I'm not claiming to represent the tech world at all. I'm just some dude with
an internet connection. And I'm not _accusing_ her of going "off her meds" but
the tone of her article DOES seem mentally unbalanced (to a degree) in some
places, which is why I drew the comparison. She may very well be the epitome
of being mentally balanced, but perhaps her passion for the topic came across
in the wrong way when she wrote the piece. Maybe if she'd written it in a way
that didn't try to vilify white males (or anyone other than the people who
actually take part in the discrimination) I could've taken it more seriously,
but she didn't. As a result, I don't take ___THIS ARTICLE_ __seriously, but
that doesn't mean that I don't take the issue seriously.

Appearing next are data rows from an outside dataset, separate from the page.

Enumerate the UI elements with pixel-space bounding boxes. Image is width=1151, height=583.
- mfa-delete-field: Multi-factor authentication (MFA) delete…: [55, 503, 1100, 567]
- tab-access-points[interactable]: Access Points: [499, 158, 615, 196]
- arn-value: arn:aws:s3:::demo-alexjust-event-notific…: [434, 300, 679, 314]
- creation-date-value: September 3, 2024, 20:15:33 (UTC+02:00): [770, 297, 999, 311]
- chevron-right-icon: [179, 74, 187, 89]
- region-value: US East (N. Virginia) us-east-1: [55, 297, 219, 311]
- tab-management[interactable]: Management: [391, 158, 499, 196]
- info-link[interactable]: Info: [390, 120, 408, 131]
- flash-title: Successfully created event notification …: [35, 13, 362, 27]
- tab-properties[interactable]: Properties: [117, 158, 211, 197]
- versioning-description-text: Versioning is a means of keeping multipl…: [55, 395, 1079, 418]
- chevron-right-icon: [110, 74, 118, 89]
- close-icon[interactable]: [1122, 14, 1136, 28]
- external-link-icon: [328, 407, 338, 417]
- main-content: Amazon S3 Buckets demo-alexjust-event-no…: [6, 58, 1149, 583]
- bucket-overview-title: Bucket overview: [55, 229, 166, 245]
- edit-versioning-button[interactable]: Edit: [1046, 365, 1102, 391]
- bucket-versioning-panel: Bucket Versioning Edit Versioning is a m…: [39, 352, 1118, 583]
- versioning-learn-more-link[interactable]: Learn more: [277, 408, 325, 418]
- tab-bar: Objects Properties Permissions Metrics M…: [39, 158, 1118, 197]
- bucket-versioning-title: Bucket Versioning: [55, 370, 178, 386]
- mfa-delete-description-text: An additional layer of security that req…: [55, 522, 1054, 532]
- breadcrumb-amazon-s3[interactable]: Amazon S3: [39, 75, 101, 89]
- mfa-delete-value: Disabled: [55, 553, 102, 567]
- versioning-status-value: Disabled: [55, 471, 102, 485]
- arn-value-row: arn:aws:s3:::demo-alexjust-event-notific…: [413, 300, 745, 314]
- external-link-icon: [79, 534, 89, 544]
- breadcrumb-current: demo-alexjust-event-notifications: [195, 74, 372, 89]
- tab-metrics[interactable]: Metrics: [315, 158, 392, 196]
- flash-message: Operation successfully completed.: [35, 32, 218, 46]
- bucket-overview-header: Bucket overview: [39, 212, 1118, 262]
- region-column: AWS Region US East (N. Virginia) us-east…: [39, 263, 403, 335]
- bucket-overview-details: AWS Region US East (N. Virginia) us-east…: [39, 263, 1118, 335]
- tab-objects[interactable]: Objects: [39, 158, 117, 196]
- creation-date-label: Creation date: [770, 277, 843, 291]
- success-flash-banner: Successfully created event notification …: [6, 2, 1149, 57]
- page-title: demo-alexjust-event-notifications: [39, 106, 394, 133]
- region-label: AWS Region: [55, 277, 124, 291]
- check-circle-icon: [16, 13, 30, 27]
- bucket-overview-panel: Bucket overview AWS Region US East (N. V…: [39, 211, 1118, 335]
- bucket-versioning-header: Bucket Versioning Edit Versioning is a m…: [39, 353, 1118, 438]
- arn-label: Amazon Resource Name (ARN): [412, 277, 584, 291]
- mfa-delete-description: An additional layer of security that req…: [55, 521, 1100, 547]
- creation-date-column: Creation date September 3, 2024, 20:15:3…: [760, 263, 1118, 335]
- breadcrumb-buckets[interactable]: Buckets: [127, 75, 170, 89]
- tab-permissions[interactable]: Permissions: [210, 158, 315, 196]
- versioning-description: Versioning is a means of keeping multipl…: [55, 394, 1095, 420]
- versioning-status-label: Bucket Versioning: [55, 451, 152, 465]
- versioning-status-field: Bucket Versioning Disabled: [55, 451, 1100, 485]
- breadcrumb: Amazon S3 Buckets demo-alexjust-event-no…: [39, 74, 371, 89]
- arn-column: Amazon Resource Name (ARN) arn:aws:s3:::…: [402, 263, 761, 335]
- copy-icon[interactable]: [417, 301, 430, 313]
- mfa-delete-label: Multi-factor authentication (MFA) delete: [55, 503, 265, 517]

If there's a specific issue - REPORT IT to the appropriate authority and make
sure it gets dealt with. I'm entirely in favour of equality, but don't try to
get it by stomping someone else down. Instead, try to lift yourself up. It may
be far more difficult, but you also have a whole lot more credibility and
respect when you do it that way.

Regardless of all other points, if my previous post (or this one) offended you
or anyone else, I sincerely apologize for that. It was absolutely not my
intention.

------
claudius
‘Women’ are not a class. Sex is neither hereditary, nor locally confined, nor
necessarily bound to little property. Nor are ‘men’ a class, and trying to
construct a ‘class warfare’ is as much bullshit as trying to construct a
‘class warfare’ of left-handed versus right-handed people. Stop it.

Also, your notion of distinguishing between people based on their gender is
highly sexist.

------
signalsignal
If men are part of a patriarchy, I should be getting paid more money.